Buruh Migran punya pengalaman penting dalam menyikapi WTO. Di tahun
2005, ribuan Buruh Migran termasuk dari Indonesia turut berpartisipasi
dalam Kampanye Menolak WTO yang dipimpin Hong Kong People Alliance on
WTO (HKPA). Kita aktif menggelar pendidikan, turun ke jalan dan membuat
berbagai atribut untuk menyatakan penolakan kita terhadap WTO.
BMI dan Keluarganya harus berorganisasi dan bersama-sama dengan
rakyat Indonesia lainnya untuk menuntut diciptakannya UU Perlindungan
Sejati bagi BMI dan Keluarganya, sesuai dengan konvensi PBB 1990 dan
konvensi ILO C189. Hanya dengan bersatu, perlindungan sejati akan
didapatkan. Untuk menyikapi KTM-WTO Ke-9, BMI dan keluarganya harus
bersama-sama dengan buruh migran dari segenap rakyat tertindas dunia dan
Indonesia. Hanya dengan persatuan agenda globlasisasi dibawah pimpinan
pemilik modal besar asing (Amerika) bisa digagalkan . Terlebih dari itu,
BMI dan Keluarganya menginginkan disediakannya lapangan pekerjaan yang
layak dan jaminan sosial.
Buruh Migran dan keluarganya juga menyatakan diri siap untuk melawan
WTO. Asosiasi Buruh Migran Indonesia (ATKI Indonesia) menolak KTM-WTO di
Bali ini dipimpin oleh Indonesian People Alliance (IPA).
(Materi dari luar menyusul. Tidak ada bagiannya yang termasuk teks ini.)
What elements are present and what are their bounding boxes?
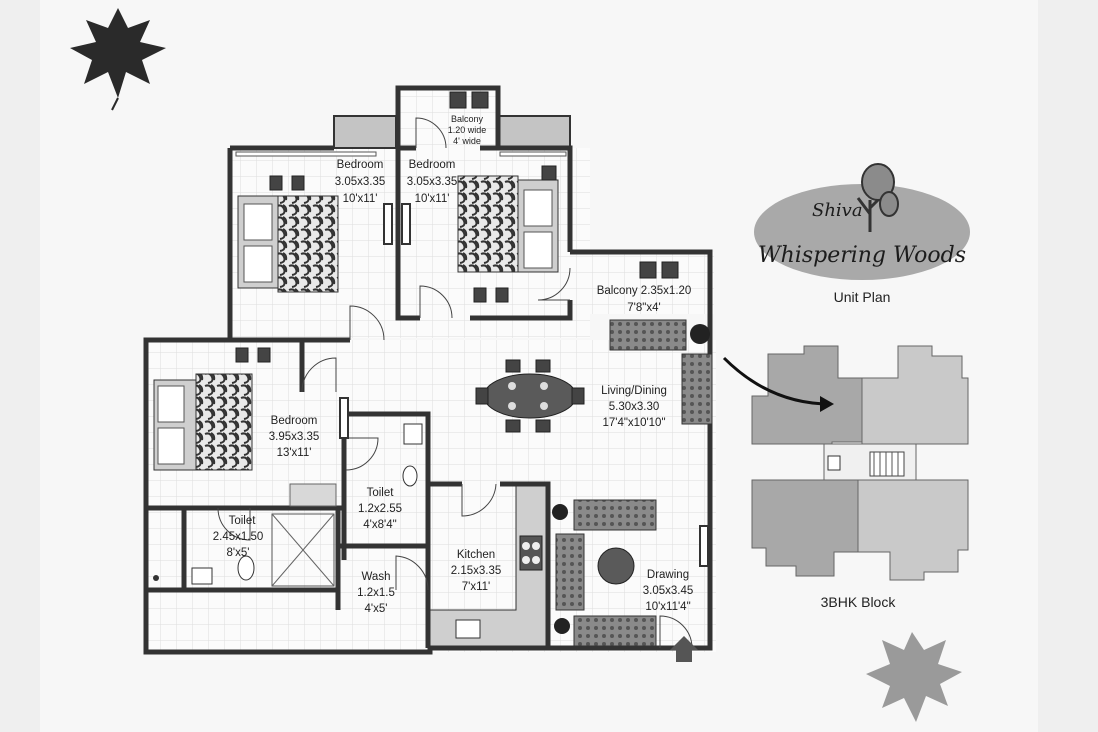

Apa Yang Harus Dilakukan BMI & Keluarganya?
1. Bergabung dengan agenda IPA diberbagai daerah
2. Bergabung di agenda People Global Camp Bali (2-7 Desember 2013)
Mimbar bebas, speak out, workshop, Aksi piket, Pemutaran Film, Pagelaran Budaya.
3. Mengikuti puncak aksi bersama pada Hari Migran Internasional (18 Desember 2013)
4. Mengadakan pendidikan, menyebarkan propaganda melalui berbagai media sosial!
Tuntutan BMI & Keluarganya:
- Cabut UUPPTKILN No.39/2004! Ganti dengan UU Perlindungan BMI!
- Berlakukan Kontrak Mandiri!
- Training Harus Diberikan Oleh Pemerintah Secara Gratis!
- Ciptakan Peratutan Biaya Penempatan yang jelas dan murah.
- Ciptakan Kontrak Kerja Standar sesuai dengan Konvensi ILO 189 dan Konvensi PBB tahun 1990 tentang Perlindungan Terhadap Buruh Migran dan Keluarganya.
- Hapus Monopoli pengiriman dari pihak PJTKI dan agensi.
- Ciptakan mekanisme untuk penuntutan dan ganti rugi bagi korban, serta berikan hukuman pidanankepada PJTKI, agensi dan calo
- Akui hak-hak BMI tak Terdokumentasi(Undocumented)!
- Hapuskan Mandatory Asuransi dan KTKLN!
- Berlakukan Kontrak Mandiri bagi BMI!
- Akui Kebebasan Berserikat/Berorganisasi dalam pengaturan dalam PHI!
- Hapuskan Terminal Khusus TKI!
- Berikan Perlindungan Sejati Bagi BMI (Pelayanan Langsung Pemerintah Bukan swastanisasi).
- Hentikan ekspor tenaga kerja, Ciptakan Lapangan Kerja, Berikan Perlindungan Sejati Bagi Buruh Migran dan Keluarganya!